Hindu Nationalism in India and the Politics of Fear
Title | Hindu Nationalism in India and the Politics of Fear PDF eBook |
Author | D. Anand |
Publisher | Springer |
Pages | 153 |
Release | 2016-04-30 |
Genre | Social Science |
ISBN | 0230339549 |
The representation of the Muslims as threatening to India's body politic is central to the Hindu nationalist project of organizing a political movement and normalizing anti-minority violence. Adopting a critical ethnographic approach, this book identifies the poetics and politics of fear and violence engendered within Hindu nationalism.
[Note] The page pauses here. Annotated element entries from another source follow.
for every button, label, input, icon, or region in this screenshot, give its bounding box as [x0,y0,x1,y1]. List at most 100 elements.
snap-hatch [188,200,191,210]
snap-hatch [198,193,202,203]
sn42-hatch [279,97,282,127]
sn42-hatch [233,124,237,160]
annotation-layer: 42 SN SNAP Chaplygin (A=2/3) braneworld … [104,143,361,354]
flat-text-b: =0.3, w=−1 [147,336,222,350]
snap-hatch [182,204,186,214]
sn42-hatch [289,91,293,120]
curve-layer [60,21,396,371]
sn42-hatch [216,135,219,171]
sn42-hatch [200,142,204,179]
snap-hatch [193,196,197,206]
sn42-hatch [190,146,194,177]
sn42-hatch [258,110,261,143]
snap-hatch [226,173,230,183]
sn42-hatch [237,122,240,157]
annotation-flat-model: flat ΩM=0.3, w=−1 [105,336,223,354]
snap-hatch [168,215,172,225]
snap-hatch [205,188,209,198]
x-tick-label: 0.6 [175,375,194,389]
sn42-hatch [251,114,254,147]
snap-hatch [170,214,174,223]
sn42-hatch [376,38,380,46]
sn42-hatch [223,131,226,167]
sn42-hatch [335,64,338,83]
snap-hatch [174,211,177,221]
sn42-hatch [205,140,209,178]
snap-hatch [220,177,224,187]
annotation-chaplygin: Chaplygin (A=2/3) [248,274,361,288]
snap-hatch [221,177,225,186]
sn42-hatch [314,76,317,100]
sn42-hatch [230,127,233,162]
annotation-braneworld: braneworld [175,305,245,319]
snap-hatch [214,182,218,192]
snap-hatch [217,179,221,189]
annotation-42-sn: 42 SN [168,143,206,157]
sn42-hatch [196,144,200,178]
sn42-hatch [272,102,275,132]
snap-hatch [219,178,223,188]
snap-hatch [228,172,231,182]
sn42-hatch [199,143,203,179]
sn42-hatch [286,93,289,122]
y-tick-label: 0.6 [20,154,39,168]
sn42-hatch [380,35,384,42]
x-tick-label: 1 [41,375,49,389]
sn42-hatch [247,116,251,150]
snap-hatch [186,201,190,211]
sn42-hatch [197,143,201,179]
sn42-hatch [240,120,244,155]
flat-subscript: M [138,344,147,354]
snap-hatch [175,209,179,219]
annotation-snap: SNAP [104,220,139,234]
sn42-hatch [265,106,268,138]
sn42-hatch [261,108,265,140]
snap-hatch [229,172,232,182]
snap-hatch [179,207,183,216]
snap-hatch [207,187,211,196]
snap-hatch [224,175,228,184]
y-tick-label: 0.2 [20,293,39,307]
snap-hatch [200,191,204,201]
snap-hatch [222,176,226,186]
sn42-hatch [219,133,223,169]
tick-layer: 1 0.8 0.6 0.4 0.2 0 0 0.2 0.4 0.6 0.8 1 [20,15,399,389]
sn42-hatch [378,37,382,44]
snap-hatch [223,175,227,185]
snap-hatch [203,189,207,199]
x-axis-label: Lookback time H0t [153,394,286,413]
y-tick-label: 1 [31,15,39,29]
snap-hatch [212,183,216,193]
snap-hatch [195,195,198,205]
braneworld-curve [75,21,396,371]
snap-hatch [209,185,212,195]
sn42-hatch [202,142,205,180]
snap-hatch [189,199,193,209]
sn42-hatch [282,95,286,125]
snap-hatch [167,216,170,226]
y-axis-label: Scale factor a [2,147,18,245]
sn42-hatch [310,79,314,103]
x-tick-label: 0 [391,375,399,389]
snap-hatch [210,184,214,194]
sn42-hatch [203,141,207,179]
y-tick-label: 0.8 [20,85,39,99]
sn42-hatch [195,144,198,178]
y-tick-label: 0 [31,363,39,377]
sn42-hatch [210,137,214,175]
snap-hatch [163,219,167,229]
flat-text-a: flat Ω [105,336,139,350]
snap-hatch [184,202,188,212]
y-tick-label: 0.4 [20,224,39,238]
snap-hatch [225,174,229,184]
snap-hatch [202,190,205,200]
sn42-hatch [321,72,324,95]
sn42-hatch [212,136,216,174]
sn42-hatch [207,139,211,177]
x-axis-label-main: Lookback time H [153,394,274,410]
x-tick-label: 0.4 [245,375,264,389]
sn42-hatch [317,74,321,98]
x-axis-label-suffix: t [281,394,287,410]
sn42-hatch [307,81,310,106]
The Politics of Islamic Law
Title | The Politics of Islamic Law PDF eBook |
Author | Iza R. Hussin |
Publisher | University of Chicago Press |
Pages | 360 |
Release | 2016-03-31 |
Genre | Law |
ISBN | 022632348X |
In The Politics of Islamic Law, Iza Hussin compares India, Malaya, and Egypt during the British colonial period in order to trace the making and transformation of the contemporary category of ‘Islamic law.’ She demonstrates that not only is Islamic law not the shari’ah, its present institutional forms, substantive content, symbolic vocabulary, and relationship to state and society—in short, its politics—are built upon foundations laid during the colonial encounter. Drawing on extensive archival work in English, Arabic, and Malay—from court records to colonial and local papers to private letters and visual material—Hussin offers a view of politics in the colonial period as an iterative series of negotiations between local and colonial powers in multiple locations. She shows how this resulted in a paradox, centralizing Islamic law at the same time that it limited its reach to family and ritual matters, and produced a transformation in the Muslim state, providing the frame within which Islam is articulated today, setting the agenda for ongoing legislation and policy, and defining the limits of change. Combining a genealogy of law with a political analysis of its institutional dynamics, this book offers an up-close look at the ways in which global transformations are realized at the local level.